一种名为Absolute Zero Reasoner(AZR)的新方法展示了人工智能如何通过“自问自答”来学习,而非依赖人类示例或人工标注任务。该系统由清华大学、北京通用人工智能研究院和宾夕法尼亚州立大学的研究人员开发,使用同一个大语言模型先生成具有挑战但可验证的Python编程问题,再自行求解并通过运行代码来检验结果,随后利用成功与失败的反馈反向改进模型。

实验结果显示,这一自博弈式学习方法显著提升了开源语言模型Qwen在7亿和140亿参数规模下的编程与推理能力,甚至超过了一些使用人工整理数据训练的模型。研究人员指出,该机制的一个关键特征是可扩展性:随着模型能力增强,其提出的问题难度也会同步提升,更接近人类从模仿走向自主探索的学习路径。

目前,该方法主要适用于结果易于验证的领域,如数学和编程,但研究团队认为未来可扩展到更复杂的代理型任务。随着传统训练数据日益稀缺、成本上升,这类无需人类输入、依靠自生成问题学习的范式正受到大型AI实验室关注。研究者认为,这种能力或将使模型超越人类教学,为迈向“超级智能”提供一种潜在路径。

A new approach called Absolute Zero Reasoner (AZR) shows how AI can learn by asking itself questions rather than relying on human examples or labeled tasks. Developed by researchers from Tsinghua University, the Beijing Institute for General Artificial Intelligence, and Pennsylvania State University, the system uses a single large language model to generate challenging but checkable Python coding problems, solve them, verify the solutions by running code, and then use success or failure as feedback to refine the model.

Experiments show this self-play style learning significantly improves the coding and reasoning abilities of the open-source Qwen model at both 7 billion and 14 billion parameters, even outperforming some models trained with human-curated data.

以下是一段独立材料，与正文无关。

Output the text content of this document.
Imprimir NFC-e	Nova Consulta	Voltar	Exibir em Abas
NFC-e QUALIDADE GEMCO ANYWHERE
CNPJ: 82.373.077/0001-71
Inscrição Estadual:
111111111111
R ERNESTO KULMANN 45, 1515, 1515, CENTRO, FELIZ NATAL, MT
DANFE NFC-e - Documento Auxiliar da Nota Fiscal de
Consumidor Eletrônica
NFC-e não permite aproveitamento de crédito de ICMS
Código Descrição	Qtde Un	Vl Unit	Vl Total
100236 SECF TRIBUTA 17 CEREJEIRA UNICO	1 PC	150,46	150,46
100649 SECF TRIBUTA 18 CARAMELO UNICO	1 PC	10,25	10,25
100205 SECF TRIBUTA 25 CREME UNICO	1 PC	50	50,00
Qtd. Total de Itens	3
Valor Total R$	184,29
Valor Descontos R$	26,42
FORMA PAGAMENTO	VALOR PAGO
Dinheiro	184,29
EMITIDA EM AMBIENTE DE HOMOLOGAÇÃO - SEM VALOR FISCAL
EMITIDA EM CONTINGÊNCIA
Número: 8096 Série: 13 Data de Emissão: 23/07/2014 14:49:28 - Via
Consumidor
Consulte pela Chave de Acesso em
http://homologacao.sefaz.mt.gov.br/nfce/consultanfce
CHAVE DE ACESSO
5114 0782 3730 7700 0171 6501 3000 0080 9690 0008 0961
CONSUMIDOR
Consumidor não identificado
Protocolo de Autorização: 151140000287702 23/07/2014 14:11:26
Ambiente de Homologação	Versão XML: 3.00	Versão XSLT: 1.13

A key feature is scalability: as the model becomes more capable, the difficulty of the questions it generates also increases, resembling how humans move from imitation to independent inquiry.

For now, the method works best in domains with clear verification, such as math and programming, but researchers believe it could extend to more complex agent-based tasks. As conventional training data grows scarcer and more expensive, approaches that allow models to learn without human input are gaining attention at major AI labs. Proponents argue that such systems could eventually surpass human teaching and point toward a path to superintelligence.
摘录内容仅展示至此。